Now that I have your attention and you're ready for the gory part, I'm pulling the proverbial shades. Bypass surgery, done on my mother, older sister, and stents put into my younger sister’s heart, was not yet my destiny, said that power named Fate. Women and heart disease back then were pooh-poohed and not the A.A. Milne version of Pooh.

Ah, old age arrived quietly on my still slender frame and non-gray hair. Happened silently, as that huge number on the medical form can’t be MY present age!

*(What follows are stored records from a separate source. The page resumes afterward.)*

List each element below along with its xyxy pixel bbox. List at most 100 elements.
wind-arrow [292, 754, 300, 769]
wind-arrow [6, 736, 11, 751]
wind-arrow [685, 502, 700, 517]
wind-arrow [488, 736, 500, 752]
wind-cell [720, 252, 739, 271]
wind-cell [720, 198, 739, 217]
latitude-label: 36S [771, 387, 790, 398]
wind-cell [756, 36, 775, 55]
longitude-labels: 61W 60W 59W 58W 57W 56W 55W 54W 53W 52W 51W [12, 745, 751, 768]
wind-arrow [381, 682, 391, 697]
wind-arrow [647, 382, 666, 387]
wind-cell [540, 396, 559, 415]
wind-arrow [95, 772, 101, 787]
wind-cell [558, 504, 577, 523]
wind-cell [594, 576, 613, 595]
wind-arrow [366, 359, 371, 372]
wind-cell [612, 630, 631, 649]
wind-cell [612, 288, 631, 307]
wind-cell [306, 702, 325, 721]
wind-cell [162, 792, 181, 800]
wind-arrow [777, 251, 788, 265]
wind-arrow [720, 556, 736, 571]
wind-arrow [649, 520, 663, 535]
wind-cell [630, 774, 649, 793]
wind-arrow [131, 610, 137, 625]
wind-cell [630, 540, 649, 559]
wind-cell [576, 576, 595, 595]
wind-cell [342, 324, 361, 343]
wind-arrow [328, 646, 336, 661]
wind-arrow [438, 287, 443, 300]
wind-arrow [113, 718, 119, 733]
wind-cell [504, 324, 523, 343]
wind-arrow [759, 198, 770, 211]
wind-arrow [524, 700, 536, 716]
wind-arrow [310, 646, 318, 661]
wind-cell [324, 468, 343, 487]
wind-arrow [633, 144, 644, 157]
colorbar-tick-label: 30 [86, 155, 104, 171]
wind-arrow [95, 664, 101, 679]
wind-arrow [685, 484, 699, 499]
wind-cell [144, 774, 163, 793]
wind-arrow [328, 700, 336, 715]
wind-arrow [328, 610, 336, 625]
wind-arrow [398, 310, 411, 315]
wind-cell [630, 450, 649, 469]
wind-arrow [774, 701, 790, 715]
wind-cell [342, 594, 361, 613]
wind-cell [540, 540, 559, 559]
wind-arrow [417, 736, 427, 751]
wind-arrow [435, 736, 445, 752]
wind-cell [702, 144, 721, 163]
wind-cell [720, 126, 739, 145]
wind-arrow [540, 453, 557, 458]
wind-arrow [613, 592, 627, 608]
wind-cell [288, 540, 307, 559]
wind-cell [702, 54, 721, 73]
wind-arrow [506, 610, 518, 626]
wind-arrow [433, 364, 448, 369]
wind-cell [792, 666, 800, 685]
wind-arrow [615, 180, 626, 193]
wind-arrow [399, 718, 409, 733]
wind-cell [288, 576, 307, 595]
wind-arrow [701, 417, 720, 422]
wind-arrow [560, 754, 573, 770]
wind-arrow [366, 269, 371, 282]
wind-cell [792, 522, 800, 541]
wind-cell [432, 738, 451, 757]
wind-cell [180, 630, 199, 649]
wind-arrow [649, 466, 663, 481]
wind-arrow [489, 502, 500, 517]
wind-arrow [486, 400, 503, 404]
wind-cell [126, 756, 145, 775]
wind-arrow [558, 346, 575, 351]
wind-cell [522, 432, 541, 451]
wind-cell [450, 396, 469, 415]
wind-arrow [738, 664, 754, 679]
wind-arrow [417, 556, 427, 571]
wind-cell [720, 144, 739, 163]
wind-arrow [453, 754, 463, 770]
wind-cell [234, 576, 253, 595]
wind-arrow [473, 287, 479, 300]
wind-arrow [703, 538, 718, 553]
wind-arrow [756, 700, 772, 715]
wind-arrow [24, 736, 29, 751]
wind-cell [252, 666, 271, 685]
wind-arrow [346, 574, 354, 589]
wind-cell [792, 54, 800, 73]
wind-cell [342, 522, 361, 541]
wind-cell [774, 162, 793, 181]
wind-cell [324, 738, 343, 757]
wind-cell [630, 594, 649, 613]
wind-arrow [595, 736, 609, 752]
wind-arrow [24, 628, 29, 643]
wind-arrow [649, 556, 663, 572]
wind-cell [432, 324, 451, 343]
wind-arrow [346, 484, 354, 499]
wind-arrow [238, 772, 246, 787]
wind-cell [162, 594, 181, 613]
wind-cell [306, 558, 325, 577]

Current, 2023: exercise stress test was done via chemicals, and Holter heart monitors three times and then an echocardiogram were outpatient. Meds to assist the irregular heartbeats caused side-effects and were eliminated. I’m scheduled for a ‘loop’ ... not the sing-along childhood song "Here we go Loop de Loop." A little piece of metal will be implanted in my chest and record every heartbeat via a battery operated device; its ‘findings’ will determine whether I need a cardiac cath to ablate the ‘bad part’ of my heart. So, online I read: “Cardiac ablation is a procedure that scars tissue in your heart to block irregular electrical signals. It is used to treat heart rhythm problems.”

I’ve a scar where the smallpox vaccine was given in the 1940s, scars from surgeries along the way, scars from falls and healing, and I can see/touch those. I like ‘outside’ scars, not inside ones, especially inside my heart. Well, maybe Fate has a few more tricks and my implanted ‘loop’ will merely sing out the childhood song and say my heartbeats can just play out their time without intervention.